In September 1986, a National Committee on the Child and the Constitution
was created by interministerial decree60. Its purpose was to invite submissions
on how problems facing children could best be tackled in the new
constitution. Apart from six ministries, including those of Education and
Health, a number of important non-governmental bodies were represented,
including the National Front for the Defence of Children's Rights, the Paediatrics
Association and the National Street Children's Movement. The Committee
campaigned intensively to gather a wide spectrum of opinion and to make
their concerns politically important to members of the Constituent Assembly.
Unicef worked with the Committee in a number of ways, providing a secretariat
and technical assistance, recruiting advertising and publicity support
worth $1.8 million and helping widen the net of groups and organizations
involved. National meetings took place, as well as public debates, mass gatherings
of children in front of the National Congress and in major cities, public
hearings, the distribution of pamphlets, and meetings with individual members
of the Constituent Assembly.
Discussions held in schools all over Brazil and meetings with local and state
chapters of national NGOs and the voluntary 'commissions' produced the
CITY STREETS AND CHILDREN'S RIGHTS 147
substance of two constitutional amendments.
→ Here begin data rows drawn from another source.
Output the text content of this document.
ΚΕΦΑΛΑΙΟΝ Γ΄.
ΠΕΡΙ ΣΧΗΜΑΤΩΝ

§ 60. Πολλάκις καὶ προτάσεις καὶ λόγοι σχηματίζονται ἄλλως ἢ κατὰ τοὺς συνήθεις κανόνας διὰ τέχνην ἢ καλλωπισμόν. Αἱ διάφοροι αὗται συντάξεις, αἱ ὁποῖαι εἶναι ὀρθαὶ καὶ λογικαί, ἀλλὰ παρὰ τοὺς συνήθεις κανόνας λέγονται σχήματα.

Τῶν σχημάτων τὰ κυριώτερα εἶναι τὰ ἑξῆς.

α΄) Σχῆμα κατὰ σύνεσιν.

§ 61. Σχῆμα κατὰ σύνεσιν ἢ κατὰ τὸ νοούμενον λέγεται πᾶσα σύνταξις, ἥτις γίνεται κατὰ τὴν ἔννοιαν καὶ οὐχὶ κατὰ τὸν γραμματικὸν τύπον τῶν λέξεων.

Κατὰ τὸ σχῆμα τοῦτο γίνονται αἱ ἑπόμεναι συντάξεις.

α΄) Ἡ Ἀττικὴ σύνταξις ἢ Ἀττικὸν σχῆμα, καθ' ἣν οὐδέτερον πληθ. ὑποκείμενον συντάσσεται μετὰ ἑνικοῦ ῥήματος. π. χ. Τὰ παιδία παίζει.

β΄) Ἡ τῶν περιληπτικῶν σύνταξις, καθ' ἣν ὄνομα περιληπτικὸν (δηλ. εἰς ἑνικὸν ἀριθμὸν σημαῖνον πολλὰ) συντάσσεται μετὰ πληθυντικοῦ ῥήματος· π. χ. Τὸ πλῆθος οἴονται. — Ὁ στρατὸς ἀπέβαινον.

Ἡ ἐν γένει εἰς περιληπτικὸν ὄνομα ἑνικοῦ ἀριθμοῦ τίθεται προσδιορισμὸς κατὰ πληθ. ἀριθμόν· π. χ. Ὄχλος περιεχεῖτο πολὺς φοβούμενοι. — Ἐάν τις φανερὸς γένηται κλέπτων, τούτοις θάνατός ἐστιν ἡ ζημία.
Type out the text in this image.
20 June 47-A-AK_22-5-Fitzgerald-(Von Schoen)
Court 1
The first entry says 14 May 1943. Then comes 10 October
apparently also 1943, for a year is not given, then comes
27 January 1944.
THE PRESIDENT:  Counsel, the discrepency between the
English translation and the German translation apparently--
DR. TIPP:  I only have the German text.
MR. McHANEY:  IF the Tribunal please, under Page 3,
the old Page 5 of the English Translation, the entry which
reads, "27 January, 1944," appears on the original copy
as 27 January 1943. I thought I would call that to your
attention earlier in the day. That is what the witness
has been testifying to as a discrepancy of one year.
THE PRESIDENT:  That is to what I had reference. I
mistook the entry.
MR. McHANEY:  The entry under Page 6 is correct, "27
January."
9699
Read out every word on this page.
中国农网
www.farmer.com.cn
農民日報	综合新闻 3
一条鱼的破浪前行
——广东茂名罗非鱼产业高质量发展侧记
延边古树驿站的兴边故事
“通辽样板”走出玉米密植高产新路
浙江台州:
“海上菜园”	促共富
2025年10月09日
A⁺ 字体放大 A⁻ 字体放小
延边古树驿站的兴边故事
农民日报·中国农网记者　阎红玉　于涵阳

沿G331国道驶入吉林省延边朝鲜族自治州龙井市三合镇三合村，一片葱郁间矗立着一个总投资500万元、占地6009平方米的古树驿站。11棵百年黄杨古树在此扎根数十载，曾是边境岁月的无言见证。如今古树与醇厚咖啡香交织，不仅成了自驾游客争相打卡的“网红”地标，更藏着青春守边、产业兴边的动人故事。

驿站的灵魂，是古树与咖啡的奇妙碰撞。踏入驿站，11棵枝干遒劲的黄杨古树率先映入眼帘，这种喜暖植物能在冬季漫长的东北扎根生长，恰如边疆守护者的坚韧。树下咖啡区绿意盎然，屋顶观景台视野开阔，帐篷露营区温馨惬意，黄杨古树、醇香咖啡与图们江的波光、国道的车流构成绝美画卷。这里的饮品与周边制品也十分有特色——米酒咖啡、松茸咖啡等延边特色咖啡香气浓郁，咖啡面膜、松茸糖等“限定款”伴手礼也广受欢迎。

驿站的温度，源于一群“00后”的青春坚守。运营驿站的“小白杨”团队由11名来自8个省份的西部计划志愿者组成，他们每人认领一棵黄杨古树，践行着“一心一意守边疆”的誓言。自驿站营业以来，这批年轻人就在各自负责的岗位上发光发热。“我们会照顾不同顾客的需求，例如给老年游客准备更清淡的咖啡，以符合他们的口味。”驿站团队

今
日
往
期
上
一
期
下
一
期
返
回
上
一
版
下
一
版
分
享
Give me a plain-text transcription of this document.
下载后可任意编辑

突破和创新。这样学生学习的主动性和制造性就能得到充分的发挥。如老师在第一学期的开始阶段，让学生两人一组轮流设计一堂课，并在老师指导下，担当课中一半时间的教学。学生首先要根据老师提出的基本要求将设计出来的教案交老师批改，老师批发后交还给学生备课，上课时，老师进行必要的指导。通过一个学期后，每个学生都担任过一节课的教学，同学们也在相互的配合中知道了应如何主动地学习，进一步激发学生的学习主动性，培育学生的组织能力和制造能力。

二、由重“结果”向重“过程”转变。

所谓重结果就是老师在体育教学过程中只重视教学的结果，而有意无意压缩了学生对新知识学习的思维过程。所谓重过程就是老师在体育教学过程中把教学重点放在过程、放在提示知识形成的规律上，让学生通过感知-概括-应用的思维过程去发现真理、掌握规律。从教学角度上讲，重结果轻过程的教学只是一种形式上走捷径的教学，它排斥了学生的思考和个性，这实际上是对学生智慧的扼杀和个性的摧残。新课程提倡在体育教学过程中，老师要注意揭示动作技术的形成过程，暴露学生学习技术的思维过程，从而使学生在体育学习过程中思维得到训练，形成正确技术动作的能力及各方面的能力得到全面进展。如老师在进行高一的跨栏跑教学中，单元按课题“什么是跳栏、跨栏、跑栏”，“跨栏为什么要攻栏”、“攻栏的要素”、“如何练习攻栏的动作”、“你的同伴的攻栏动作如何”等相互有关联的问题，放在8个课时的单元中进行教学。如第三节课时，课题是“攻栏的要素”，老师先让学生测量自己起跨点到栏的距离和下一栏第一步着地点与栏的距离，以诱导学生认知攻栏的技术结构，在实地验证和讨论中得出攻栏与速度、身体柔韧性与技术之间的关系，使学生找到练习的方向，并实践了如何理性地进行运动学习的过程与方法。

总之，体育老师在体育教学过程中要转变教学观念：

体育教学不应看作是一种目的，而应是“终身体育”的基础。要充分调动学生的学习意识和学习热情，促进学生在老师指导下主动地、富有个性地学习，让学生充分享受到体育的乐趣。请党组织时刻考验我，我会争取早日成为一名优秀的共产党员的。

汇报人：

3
These were presented to the
Constituent Assembly accompanied by a petition signed by 1.4 million Brazilian
children and adolescents, which had itself been endorsed by a petition
signed by some 200,000 registered voters. These texts became the constitutional
chapter on children's rights. A full year before the Convention on the
Rights of the Child was passed by the UN, the principles it would establish
formed the basis of Article 227 in the new Brazilian Constitution. Inspired by
this success, the movement for children's rights launched another even more
far-reaching effort: the drafting of new legislation that would replace the
existing Minor's Code with something consistent with the new Constitution,
abolishing the old corrective and anti-childhood national child 'welfare' policy.
After a year of intensive lobbying and debate, during which considerable
opposition was mounted and a number of revisions were introduced, the
National Congress adopted the Act and it was signed into law by President
Fernando Collor on Children's Day, 12 October 1990.
During this whole experience of collusion between the democratization
process and the child rights movement, Unicef's office in Brazil was charting
an entirely new—quite sensitive and complex—role for the organization. In a
real sense, Unicef Brazil was obliged to pre-empt the evolution of organizational
policy to suit the era of rights-dominated development thinking, the era
of the post-cold war. This was a country in which Unicef programmatic
resources had always been minuscule in proportion to the scale of governmental
services and inputs, and it was a country, therefore, in which Unicef had
already had to carve a pioneering role vis-a-vis policy advocacy and development.
Now it had pioneered another sort of engagement: advocacy for, and
engagement in, the development of reforming legislation on behalf of the
child. The legal and institutional context within which policies and programmes
for children operated was no longer to be seen as beyond Unicef's
scope. It had to be included in the analysis of children's and women's situation,
and it had to be addressed even if this meant steering a course that brushed up
against the political process and invited intrusion on the actions of politicians
and even of political parties.
Through building partnerships with government and NGOs and across the
whole range of civil society, Unicef in Brazil had begun to indicate a new
programmatic framework and set a new advocacy trend. Where Unicef Brazil
had led, other Unicef country programmes were—in time—bound to follow.